Water-holding capacity
Soil water holding capacity refers to the amount of water that the soil can retain for crops to use. Good soil structures result in higher soil water holding capacities since there is a larger surface area for the water to hold on to.
Soil Erosion
Soil erosion refers to the wearing of topsoil through water, wind, and other mechanical processes such as tilling.
Soil Contamination
The accumulation of soil contaminants which could include pesticides, fertilisers, toxins from atmospheric deposition or nearby industrial activities
Soil pH
While soil pH drives bacterial communities, it does not have such a strong effect on soil fungi. In the case of soil fungi, the nutrient status is a driver for their occurrence
The list of factors that contributes to soil health is not all-inclusive and other factors can also contribute to soil health and quality. Yet, this list gives an insight into the requirements of healthy soils and the factors that can be measured to assess if a given soil is healthy or not.
Holistic management approaches, that conserve soil as a resource to optimise its multiple functions, are needed in support of soil health and quality. Soil health and quality indicators still vary throughout the world and by different soil management systems, and the indicators are useful to researchers, but not always to land managers. Consensus on the measurements needed and availability of quick, reliable and cost-effective measures of soil health parameters will support farmers and land managers in future to better manage soils.
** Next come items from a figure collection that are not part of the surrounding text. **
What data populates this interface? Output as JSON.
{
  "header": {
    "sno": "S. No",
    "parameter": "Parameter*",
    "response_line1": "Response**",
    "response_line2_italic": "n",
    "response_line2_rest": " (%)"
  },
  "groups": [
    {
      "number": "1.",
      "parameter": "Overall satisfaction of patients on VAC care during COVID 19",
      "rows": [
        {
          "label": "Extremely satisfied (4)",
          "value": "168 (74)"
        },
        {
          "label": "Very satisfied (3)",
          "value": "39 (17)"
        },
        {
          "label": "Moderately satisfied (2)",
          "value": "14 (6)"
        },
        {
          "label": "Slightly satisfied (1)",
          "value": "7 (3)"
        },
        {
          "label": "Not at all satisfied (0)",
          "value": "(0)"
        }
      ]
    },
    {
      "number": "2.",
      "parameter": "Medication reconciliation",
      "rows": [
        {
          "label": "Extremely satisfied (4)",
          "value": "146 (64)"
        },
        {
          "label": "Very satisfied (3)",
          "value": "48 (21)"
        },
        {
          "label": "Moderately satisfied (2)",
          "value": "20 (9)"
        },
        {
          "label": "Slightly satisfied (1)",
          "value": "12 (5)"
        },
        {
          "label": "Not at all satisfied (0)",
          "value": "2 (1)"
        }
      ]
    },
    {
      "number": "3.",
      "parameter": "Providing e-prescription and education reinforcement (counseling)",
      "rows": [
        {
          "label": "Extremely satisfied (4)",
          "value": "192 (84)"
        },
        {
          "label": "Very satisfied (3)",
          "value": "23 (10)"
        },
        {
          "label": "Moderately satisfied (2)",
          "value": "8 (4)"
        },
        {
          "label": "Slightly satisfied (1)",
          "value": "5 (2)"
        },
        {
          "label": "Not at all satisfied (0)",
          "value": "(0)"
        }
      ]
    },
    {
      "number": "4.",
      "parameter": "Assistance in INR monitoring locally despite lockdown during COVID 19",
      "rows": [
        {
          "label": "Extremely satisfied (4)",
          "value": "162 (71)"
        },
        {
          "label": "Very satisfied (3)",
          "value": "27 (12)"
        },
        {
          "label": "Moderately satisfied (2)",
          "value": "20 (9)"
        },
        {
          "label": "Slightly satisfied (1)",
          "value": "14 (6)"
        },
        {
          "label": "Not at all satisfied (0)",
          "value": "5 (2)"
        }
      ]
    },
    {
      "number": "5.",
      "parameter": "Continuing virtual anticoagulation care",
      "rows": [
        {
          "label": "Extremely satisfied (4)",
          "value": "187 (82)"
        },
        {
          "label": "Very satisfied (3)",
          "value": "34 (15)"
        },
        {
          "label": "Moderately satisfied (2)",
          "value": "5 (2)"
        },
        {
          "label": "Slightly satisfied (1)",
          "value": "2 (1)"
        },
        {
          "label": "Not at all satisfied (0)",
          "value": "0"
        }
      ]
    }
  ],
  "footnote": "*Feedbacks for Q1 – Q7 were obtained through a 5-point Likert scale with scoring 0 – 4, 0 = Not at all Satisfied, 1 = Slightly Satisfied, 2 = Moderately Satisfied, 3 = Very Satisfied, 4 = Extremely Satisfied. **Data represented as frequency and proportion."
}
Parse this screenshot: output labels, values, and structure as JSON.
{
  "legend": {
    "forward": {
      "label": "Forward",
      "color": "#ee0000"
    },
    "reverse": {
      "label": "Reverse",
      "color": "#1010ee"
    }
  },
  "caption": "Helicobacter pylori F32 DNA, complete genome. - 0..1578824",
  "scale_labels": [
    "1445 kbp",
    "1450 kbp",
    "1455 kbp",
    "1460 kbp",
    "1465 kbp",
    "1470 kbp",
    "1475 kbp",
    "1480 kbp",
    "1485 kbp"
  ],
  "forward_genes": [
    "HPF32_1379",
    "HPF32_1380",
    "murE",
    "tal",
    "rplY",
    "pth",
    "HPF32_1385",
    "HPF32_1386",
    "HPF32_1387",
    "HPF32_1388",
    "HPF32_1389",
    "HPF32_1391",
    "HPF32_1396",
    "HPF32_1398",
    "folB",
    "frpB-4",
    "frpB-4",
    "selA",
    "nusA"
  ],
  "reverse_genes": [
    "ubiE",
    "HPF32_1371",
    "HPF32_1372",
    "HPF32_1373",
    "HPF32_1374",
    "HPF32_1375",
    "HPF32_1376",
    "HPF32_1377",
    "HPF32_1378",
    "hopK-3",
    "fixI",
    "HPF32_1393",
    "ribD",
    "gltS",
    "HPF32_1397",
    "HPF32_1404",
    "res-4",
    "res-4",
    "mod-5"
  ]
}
Strategies for the sustainable management of soil include the conservation of organic matter. This can be done through reduced tilling, the use of animal manure, increasing plant diversity and the use of cover crops. Cover crops can also minimise soil erosion. The use of integrated pest and pathogen management strategies, which reduces the reliance on fossil fuels and petrochemicals will also support biological diversity in soils, which in return will contribute to healthy and high-quality soil.
Overall, it seems that the challenge of developing comprehensive sustainable soil management systems that will safeguard the health of the soil remains. A better understanding of what soil health and quality are will support decision-makers on the way forward this overview of the parameters that are important to soil health and quality may perhaps aid land managers in future.